The mannitol challenge test was positive (15% fall in FEV1) in 211 adult subjects at a mean dose of 120.2 mg. The mean maximum FEV1 fall (± SD) for the two challenges was comparable: 21.0% (± 5.7) for mannitol and 21.3% (± 5.9) for hypertonic saline.
For the 169 adult subjects classified as asthmatic by the respiratory physician, but negative to mannitol, 84% were taking either inhaled corticosteroids alone or in combination with a long acting beta2 agonist. The mean % fall in FEV1 for this group was 6.3% (± 3.7). It is important to consider current glucocorticosteroid therapy when interpreting indirect challenge test results. In 195 adults not taking inhaled corticosteroids, compared to the clinical diagnosis, the mannitol challenge had a sensitivity of 65% and a specificity of 98%. The positive predictive value was 97% and the negative predictive value was 68%.
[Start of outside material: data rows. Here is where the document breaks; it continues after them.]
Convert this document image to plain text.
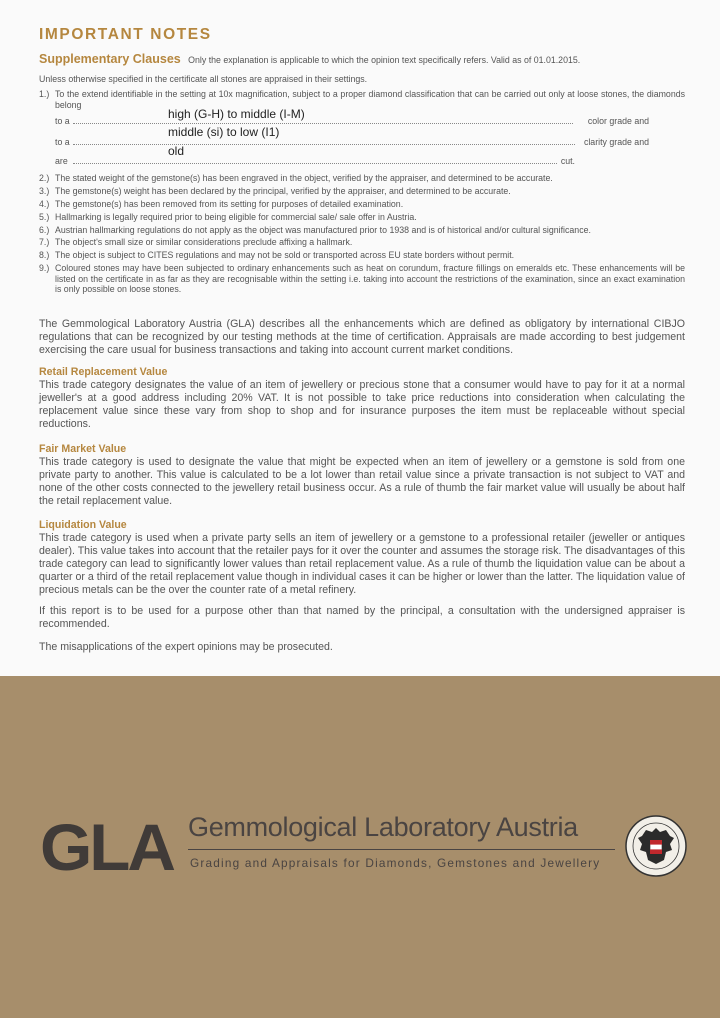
IMPORTANT NOTES
Supplementary Clauses Only the explanation is applicable to which the opinion text specifically refers. Valid as of 01.01.2015.
Unless otherwise specified in the certificate all stones are appraised in their settings.
1.) To the extend identifiable in the setting at 10x magnification, subject to a proper diamond classification that can be carried out only at loose stones, the diamonds belong
to a	color grade and
high (G-H) to middle (I-M)
to a	clarity grade and
middle (si) to low (I1)
are	cut.
old
2.) The stated weight of the gemstone(s) has been engraved in the object, verified by the appraiser, and determined to be accurate.
3.) The gemstone(s) weight has been declared by the principal, verified by the appraiser, and determined to be accurate.
4.) The gemstone(s) has been removed from its setting for purposes of detailed examination.
5.) Hallmarking is legally required prior to being eligible for commercial sale/ sale offer in Austria.
6.) Austrian hallmarking regulations do not apply as the object was manufactured prior to 1938 and is of historical and/or cultural significance.
7.) The object's small size or similar considerations preclude affixing a hallmark.
8.) The object is subject to CITES regulations and may not be sold or transported across EU state borders without permit.
9.) Coloured stones may have been subjected to ordinary enhancements such as heat on corundum, fracture fillings on emeralds etc. These enhancements will be listed on the certificate in as far as they are recognisable within the setting i.e. taking into account the restrictions of the examination, since an exact examination is only possible on loose stones.

The Gemmological Laboratory Austria (GLA) describes all the enhancements which are defined as obligatory by international CIBJO regulations that can be recognized by our testing methods at the time of certification. Appraisals are made according to best judgement exercising the care usual for business transactions and taking into account current market conditions.

Retail Replacement Value

This trade category designates the value of an item of jewellery or precious stone that a consumer would have to pay for it at a normal jeweller's at a good address including 20% VAT. It is not possible to take price reductions into consideration when calculating the replacement value since these vary from shop to shop and for insurance purposes the item must be replaceable without special reductions.

Fair Market Value

This trade category is used to designate the value that might be expected when an item of jewellery or a gemstone is sold from one private party to another. This value is calculated to be a lot lower than retail value since a private transaction is not subject to VAT and none of the other costs connected to the jewellery retail business occur. As a rule of thumb the fair market value will usually be about half the retail replacement value.

Liquidation Value

This trade category is used when a private party sells an item of jewellery or a gemstone to a professional retailer (jeweller or antiques dealer). This value takes into account that the retailer pays for it over the counter and assumes the storage risk. The disadvantages of this trade category can lead to significantly lower values than retail replacement value. As a rule of thumb the liquidation value can be about a quarter or a third of the retail replacement value though in individual cases it can be higher or lower than the latter. The liquidation value of precious metals can be the over the counter rate of a metal refinery.

If this report is to be used for a purpose other than that named by the principal, a consultation with the undersigned appraiser is recommended.

The misapplications of the expert opinions may be prosecuted.

GLA Gemmological Laboratory Austria
Grading and Appraisals for Diamonds, Gemstones and Jewellery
In the second clinical study, Osmohale was compared with a methacholine bronchial challenge test in detecting bronchial hyperresponsiveness in subjects with symptoms suggestive of asthma but without a definite diagnosis of asthma. The 509 subjects aged 6 to 50 years were screened for enrolment with 419 and 420 subjects receiving at least one dose of Osmohale or methacholine, respectively. The maximum cumulative dose of Osmohale was 635 mg.
During the course of the study subjects underwent three types of bronchial challenge tests, exercise, Osmohale, and methacholine. A positive exercise test was defined as a decrease in FEV1 ≥10%, a positive bronchial challenge test with Osmohale was defined by either a decrease in FEV1 by ≥15% from baseline or a between-dose reduction in FEV1 ≥10%, and a positive methacholine response was defined as a decrease in FEV1 ≥20% after breathing methacholine at a concentration less than or equal to 16 mg/ml. When compared to the surrogate standards of truth of positive exercise testing and a physicians diagnosis, the mannitol and methacholine challenge tests were diagnostically (90% CI within 80-125%) and statistically equivalent using test sensitivity and specificity as the primary efficacy endpoint.
Comparisons of the sensitivity and specificity for the Osmohale test and methacholine in Study DPM-A-305:
Treatment | Sensitivity % (95% CI) | Specificity (95 CI) |
---|---|---|
Positive Exercise Challenge | ||
Osmohale | 59 (51, 66) | 65 (59, 71) |
Methacholine | 56 (48, 63) | 69 (64, 75) |
Physicians Diagnosis | ||
Osmohale | 56 (49, 62) | 73 (66, 80) |
Methacholine | 51 (45, 57) | 75 (66, 80) |
There are no pharmacokinetic data available for dry powder mannitol following inhaled administration although limited animal data on mannitol solution indicates an absorption half-life of approximately 12-60 minutes. Following absorption, the pharmacokinetic profile of inhaled mannitol can be expected to follow that of intravenously administered mannitol.
When administered intravenously, mannitol is eliminated largely unchanged by glomerular filtration and 80% of the dose is excreted in the urine within 3 hours. The elimination half-life in adults is approximately 1-2 hours. In the presence of renal failure, the half-life is extended, however this is not expected to be of clinical significance.
Preclinical data reveal no special hazard for humans based on short- and long-term oral repeat dose toxicity, genotoxicity and local tolerance studies.
Animal reproduction studies have not been carried out with inhaled mannitol. However, studies conducted with orally administered mannitol indicated no teratogenic effects in mice or rats, at doses of up to 1.6 g/kg, or in hamsters at 1.2 g/kg.
In addition, safety of the inhalation route was demonstrated by a single dose and a two week repeat dose toxicity study in rats that revealed no toxicologically significant findings.